Hayat su gibi akıp gidiyor. Aynen “su”da olduğu gibi “akıp giden” şeylerin kıymetini pek bilemiyoruz. Geçenlerde bir sohbet sırasında, muhabbetin koyulaştığı bir zamanda arkadaşlardan biri bir ev eşyası getirdi: Dedesinden kalma bir çatal-kaşık… Bunda ne var ki demeyin. O kadar ilginç bir çatal-kaşık ki! Tahtadan yapılmış, katlanabilen, bir tarafı çatal bir tarafı kaşık olan güzel bir el işçiliği. Hele kılıfı…
Dedesi en az yirmi yıl o çatal-kaşığı kullanmış. Temizliğini çoğu kez kendisi yapmış. Kılıfında muhafaza ederek hep yanında taşımış ve gözü gibi bakmış vefalı dostuna.

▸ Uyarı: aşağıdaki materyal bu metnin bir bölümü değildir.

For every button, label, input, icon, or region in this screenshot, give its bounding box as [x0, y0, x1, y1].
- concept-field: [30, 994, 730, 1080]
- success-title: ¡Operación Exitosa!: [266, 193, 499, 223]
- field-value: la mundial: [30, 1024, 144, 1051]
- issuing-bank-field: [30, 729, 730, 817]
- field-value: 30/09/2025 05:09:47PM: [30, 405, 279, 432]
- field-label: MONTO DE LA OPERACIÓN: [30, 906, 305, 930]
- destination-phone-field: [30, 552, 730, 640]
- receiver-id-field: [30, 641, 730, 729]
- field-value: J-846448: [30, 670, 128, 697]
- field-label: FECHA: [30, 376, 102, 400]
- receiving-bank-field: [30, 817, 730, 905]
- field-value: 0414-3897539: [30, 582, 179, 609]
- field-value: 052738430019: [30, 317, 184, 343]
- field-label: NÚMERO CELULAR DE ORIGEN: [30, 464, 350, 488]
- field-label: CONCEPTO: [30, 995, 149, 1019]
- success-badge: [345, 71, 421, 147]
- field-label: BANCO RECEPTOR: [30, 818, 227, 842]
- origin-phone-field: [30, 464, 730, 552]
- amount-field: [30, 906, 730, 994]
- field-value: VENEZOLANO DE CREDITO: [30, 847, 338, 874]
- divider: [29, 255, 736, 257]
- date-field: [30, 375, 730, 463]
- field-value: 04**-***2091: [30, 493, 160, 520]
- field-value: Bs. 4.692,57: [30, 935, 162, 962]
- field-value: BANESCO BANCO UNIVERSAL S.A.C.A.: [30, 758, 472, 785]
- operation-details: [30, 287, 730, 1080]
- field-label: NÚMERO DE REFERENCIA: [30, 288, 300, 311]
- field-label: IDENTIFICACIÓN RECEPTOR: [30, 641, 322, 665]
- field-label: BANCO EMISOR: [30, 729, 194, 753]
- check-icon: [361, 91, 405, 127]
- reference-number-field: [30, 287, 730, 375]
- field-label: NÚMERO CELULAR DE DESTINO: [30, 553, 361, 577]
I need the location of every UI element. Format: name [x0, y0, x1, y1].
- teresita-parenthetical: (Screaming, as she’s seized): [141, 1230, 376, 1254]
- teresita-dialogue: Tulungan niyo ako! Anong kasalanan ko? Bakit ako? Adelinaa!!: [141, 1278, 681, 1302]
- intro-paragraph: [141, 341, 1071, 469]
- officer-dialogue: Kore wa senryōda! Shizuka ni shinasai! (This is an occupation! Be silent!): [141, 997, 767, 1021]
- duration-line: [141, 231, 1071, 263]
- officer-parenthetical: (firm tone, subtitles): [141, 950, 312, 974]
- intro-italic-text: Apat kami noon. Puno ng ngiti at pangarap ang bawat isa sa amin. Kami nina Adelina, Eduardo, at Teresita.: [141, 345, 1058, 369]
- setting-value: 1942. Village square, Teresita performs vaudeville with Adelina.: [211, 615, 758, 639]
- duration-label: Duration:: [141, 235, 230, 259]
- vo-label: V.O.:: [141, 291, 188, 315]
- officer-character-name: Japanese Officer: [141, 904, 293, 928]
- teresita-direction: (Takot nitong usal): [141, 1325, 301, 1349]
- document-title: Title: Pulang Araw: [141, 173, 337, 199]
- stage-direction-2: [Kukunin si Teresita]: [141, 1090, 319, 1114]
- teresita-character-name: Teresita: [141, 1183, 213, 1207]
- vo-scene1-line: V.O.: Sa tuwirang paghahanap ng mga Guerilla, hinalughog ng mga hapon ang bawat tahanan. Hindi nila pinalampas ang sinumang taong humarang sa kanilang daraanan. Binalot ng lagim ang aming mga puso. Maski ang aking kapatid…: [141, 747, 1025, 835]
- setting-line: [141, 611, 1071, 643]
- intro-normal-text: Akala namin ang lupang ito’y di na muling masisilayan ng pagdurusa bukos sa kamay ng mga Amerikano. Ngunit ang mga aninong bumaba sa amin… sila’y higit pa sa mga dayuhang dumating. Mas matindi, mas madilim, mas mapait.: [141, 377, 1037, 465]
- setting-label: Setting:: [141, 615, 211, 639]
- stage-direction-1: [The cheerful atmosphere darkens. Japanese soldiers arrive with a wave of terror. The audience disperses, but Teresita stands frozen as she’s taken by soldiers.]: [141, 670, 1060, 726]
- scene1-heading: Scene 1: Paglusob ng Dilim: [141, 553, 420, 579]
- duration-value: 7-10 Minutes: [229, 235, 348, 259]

Tam o sırada Bediüzzaman Hazretleri geldi aklıma. Onun da bir kaşığı varmış ve o kaşığı tam kırk yıl kullanmış. Kaşığın sapı kırılınca da raptedip kullanmaya devam etmiş. Yine sapı kırıldığında tamir için gönderdiği öğrencisi yeni bir kaşık alıp eski kaşığı atınca Üstad o kadar celallenmiş ki: “ Nerede benim şu kadar yıllık arkadaşım?”diye serzenişte bulunmuş. Ancak kaşığı bulunup gelinince sakinleşebilmiş. Öyle ya, 1. Cihan Harbi, esaret dönemi, esaretten kaçış, milletinin imanını kurtarma hizmetine atılış gibi çileli yolculuklarda hep o kaşık yanında bulunmuş. Nice hatıralar saklı kıvrımlarında…
Allah dostlarından birisi yıllardır kullandığı ibriğini atmak zorunda kalınca: “Benim yoldaşımdı.” diyerek gözyaşı dökmüş. Günümüzün gözü yaşlıları ise “ülkemin havasını, toprağını taşıyor” diye vatanından ayrılırken giydiği elbiseyi gözünün önünden ayıramamaktadır.
Bizlerse çevremizdeki eşyaları ne kadar hor ve hakir kullanıyoruz. Eşyalarımızın ne kıymetini biliyor ne de onlara sahip çıkıyoruz. Tüketici tapınaklarında yetişen “tüketici” bir topluma dönmüşüz sanki. Ne geçmişten kalan ata-dede yâdigârı eserlere sahip çıkıyor ne de kendi eşyalarımıza değer veriyoruz. Öte yandan da “statü”müzü hep onlarla belirlemeye çalışıyoruz. Ne garip. Gelin hep birlikte güzel eşyalara, geçmişimizi hatırlatan hatıralara, fani olduğumuzu nazara veren nesnelere sahip çıkıp gelecek nesillere güzel emanetler teslim edelim.